“The Great Depression fundamentally changed attitudes about spending and saving,” Stephanie Pomboy of MacroMavens told Barron’s. “So did the Great Recession of 2008.” During the 2000s, US households were notorious for going shopping with money they didn’t have.
Then the crisis arrived, and they got a nasty shock. Household debt, having reached almost 100% of GDP, slipped back to below 80% in 2015 as consumers finally deleveraged. And in recent years they haven’t been splurging the way they used to. The household debt-to-GDP ratio has remained stable. And if you look closely at consumer spending, you realise that they aren’t buying things they want, but things they need. “They are spending more on food, energy, health care, housing, all the nondiscretionary stuff, and relying on credit and ‘dis-saving’ to pay for it,” according to Pomboy.
Food and energy spending comprised 30% of the overall increase in consumption in the six months to March 2018, up from 11% in the two years before that period. It looks as though consumers have worked through the pile of savings they rebuilt after the crisis. Savings rose from $440bn to $1.4trn; now we’re back to $400bn.

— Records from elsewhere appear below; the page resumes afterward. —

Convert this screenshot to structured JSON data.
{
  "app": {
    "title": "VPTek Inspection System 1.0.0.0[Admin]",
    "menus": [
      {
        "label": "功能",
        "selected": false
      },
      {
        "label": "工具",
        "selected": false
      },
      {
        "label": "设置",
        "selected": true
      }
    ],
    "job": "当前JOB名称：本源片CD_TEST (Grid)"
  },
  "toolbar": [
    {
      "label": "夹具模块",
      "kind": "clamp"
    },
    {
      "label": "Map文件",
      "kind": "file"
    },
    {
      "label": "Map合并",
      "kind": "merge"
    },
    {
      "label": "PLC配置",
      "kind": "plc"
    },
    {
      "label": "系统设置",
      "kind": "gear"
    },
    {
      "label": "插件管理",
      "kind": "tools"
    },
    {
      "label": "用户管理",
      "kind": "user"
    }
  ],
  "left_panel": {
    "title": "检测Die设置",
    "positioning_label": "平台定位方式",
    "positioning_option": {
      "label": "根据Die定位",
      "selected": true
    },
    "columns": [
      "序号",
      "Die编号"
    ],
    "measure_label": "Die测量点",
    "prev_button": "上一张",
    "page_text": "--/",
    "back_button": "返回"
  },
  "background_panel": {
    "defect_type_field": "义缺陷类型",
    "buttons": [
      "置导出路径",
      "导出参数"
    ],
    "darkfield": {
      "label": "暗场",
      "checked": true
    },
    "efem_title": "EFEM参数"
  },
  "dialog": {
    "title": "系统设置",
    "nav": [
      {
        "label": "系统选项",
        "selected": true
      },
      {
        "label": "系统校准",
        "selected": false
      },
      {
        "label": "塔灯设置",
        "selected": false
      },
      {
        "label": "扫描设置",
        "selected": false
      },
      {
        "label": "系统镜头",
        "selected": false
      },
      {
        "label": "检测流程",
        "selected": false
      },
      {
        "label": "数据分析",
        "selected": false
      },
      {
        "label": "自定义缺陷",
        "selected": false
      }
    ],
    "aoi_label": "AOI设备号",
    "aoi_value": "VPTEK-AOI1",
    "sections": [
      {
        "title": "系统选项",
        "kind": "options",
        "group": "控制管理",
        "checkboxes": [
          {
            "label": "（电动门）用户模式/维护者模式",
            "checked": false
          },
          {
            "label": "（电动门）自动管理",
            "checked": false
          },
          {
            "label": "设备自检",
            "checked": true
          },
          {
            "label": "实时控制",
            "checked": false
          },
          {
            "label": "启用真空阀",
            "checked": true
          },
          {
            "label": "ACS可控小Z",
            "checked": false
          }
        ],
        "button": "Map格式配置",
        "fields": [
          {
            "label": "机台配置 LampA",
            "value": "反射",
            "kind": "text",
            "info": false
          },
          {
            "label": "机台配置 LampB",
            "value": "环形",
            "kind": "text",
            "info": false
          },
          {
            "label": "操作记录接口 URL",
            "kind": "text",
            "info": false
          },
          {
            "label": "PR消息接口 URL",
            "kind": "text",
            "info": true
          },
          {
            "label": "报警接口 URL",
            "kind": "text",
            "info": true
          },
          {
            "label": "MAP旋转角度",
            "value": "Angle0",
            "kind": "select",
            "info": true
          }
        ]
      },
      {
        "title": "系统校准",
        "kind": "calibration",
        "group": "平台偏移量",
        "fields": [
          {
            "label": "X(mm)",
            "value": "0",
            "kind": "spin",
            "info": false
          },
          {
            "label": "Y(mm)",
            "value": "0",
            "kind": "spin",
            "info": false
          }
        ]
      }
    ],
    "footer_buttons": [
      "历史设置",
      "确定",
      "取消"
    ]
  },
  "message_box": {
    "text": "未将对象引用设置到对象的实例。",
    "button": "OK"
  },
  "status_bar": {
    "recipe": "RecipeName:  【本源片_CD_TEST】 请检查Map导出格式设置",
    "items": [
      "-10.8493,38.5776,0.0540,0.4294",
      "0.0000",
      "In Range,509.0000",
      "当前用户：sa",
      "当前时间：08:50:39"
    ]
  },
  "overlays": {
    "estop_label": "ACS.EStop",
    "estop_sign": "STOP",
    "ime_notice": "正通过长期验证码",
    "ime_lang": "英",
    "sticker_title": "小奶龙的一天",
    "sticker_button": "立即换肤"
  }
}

They will be inclined to rebuild their savings, especially as the money they will receive from the tax cut, around $80bn, will be cancelled out by rising debt-service costs (about $75bn a year). This caution will make firms loath to invest and hire, tempering wage growth.
The upshot is that consumers are both more cautious and more stretched than many investors realise. With household spending accounting for 70% of GDP, and earnings estimates very generous, equity investors counting on strong consumption may have to rein in their expectations.